A new report states that Tesla is selling electric car credits to Volkswagen in China, as the latter hasn’t managed to catch up to the zero-emission mandate yet.
In 2018, China implemented a zero-emission mandate to force automakers to build more electric vehicles in the country.
By the end of last year, automakers had to have 12% of the vehicles they sell in China be electric or face fines.
Like other zero-emission mandates, automakers who exceeded the mandate can sell credits accumulated from the sale of electric vehicles to automakers who didn’t achieve the mandate in order for them to avoid the fines.
Tesla has made a lot of money from these mandates in other markets, and now we learn that it might start to make money from the Chinese EV mandate.
Reuters reports that Volkswagen’s FAW-Volkswagen Chinese joint venture is going to buy credits from Tesla:
To help meet increasingly tough targets, Volkswagen’s joint venture with state-owned Chinese automaker FAW, or FAW-Volkswagen, has agreed to buy credits from Tesla, the sources said, declining to be named as the talks were private.

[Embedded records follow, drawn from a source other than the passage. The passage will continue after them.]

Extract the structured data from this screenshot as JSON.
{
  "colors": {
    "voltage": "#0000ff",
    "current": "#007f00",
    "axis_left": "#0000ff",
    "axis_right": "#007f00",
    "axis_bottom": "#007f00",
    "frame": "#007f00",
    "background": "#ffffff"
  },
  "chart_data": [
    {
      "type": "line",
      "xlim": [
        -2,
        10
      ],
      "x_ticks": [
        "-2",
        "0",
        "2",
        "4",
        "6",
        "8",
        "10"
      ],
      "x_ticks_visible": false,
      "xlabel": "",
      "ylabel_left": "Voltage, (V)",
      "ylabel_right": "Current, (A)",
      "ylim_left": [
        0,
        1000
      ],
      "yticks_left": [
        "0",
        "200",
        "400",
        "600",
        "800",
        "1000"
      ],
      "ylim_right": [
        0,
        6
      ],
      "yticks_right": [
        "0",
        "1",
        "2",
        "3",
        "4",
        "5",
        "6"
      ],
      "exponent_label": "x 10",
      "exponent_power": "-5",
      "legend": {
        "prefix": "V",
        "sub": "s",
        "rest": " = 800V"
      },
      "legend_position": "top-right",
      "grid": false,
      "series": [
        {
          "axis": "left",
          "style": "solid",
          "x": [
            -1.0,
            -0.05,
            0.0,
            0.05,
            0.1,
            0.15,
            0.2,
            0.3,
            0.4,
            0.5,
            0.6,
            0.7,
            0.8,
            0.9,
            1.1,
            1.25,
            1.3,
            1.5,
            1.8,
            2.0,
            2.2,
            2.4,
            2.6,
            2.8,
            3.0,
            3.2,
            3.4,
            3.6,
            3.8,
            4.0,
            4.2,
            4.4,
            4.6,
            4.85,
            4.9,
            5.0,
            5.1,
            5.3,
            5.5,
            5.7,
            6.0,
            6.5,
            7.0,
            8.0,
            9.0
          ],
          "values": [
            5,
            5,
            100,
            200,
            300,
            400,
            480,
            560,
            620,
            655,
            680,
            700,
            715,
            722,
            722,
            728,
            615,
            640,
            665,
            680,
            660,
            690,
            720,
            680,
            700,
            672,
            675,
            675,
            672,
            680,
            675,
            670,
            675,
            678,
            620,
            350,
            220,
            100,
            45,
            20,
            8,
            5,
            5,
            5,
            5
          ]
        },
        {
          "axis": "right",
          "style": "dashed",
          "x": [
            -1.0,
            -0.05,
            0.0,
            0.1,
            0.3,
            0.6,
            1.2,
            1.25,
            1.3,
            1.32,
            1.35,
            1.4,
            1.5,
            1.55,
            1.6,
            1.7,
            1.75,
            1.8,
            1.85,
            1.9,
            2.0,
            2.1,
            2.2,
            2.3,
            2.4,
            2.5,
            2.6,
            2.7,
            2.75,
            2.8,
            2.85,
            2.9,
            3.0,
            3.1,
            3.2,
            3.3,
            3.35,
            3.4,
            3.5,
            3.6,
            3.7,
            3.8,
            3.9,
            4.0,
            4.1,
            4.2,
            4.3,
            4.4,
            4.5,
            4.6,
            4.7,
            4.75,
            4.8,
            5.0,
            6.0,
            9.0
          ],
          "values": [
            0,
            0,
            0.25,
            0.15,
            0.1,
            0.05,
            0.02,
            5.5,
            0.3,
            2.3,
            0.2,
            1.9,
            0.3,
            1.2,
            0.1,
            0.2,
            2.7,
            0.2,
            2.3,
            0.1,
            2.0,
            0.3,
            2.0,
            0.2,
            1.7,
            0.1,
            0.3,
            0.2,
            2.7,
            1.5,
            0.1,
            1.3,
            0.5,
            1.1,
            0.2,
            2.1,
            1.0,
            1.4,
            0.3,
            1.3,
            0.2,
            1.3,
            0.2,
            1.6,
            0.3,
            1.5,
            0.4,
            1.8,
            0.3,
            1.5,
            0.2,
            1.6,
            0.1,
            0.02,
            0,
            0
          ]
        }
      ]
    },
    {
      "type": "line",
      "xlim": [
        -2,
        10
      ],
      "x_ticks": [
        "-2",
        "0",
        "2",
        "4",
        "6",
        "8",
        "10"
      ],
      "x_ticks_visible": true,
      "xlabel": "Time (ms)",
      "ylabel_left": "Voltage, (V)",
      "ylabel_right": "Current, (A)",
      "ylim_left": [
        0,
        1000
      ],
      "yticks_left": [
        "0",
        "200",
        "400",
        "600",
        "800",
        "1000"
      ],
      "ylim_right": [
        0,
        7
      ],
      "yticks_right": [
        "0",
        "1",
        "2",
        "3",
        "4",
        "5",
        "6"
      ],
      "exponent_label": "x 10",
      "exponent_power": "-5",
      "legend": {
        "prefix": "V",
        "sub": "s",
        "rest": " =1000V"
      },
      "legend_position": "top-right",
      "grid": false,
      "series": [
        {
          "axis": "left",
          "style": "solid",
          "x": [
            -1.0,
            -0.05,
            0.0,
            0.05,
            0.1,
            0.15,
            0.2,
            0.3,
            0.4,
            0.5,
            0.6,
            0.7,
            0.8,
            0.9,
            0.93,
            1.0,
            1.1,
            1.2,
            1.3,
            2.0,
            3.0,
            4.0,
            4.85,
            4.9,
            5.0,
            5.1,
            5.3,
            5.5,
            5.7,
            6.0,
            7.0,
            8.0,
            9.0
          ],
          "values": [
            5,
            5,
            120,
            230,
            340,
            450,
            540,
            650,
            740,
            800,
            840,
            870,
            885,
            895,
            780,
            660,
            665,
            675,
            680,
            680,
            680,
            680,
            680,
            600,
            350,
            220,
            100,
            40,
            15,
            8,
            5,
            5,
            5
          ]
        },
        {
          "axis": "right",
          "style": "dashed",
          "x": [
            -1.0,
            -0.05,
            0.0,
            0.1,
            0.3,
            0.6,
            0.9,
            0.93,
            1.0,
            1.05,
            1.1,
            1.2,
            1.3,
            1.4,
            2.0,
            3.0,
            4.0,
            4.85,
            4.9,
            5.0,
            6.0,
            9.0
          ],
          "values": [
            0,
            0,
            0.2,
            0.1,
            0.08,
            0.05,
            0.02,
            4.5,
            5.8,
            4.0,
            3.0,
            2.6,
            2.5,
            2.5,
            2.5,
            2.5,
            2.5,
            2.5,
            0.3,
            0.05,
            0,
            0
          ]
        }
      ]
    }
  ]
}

The report doesn’t disclose how many credits they plan to buy from Tesla, but the price per credit agreed upon is reportedly around 3,000 yuan per credit, which is the equivalent of around $450.
Tesla gets five credits per electric vehicle in the country, and the automaker sold 140,000 vehicles in China last year.
Volkswagen has confirmed that it plans to comply with the Chinese mandate through the sale of its own electric vehicles, but it also said that it might buy credits from competitors when needed.
The German automaker has already invested heavily in the country to produce its own electric vehicles since the mandate has been announced, but FAW-Volkswagen sells over 2 million cars per year in China, and therefore, it needs a lot of electric vehicles to achieve the 12% mandate.
Tesla hasn’t reported revenue from the mandate in China, but the automaker has already made billions from similar schemes in the US and Europe.
Last year, the automaker reported over $1.5 billion in revenue from the sale of regulatory credits.
Most famously, FCA, now part of Stellantis, is reportedly going to pay Tesla $2 billion for credits in Europe as the automaker lags behind the industry when it comes to electric vehicles.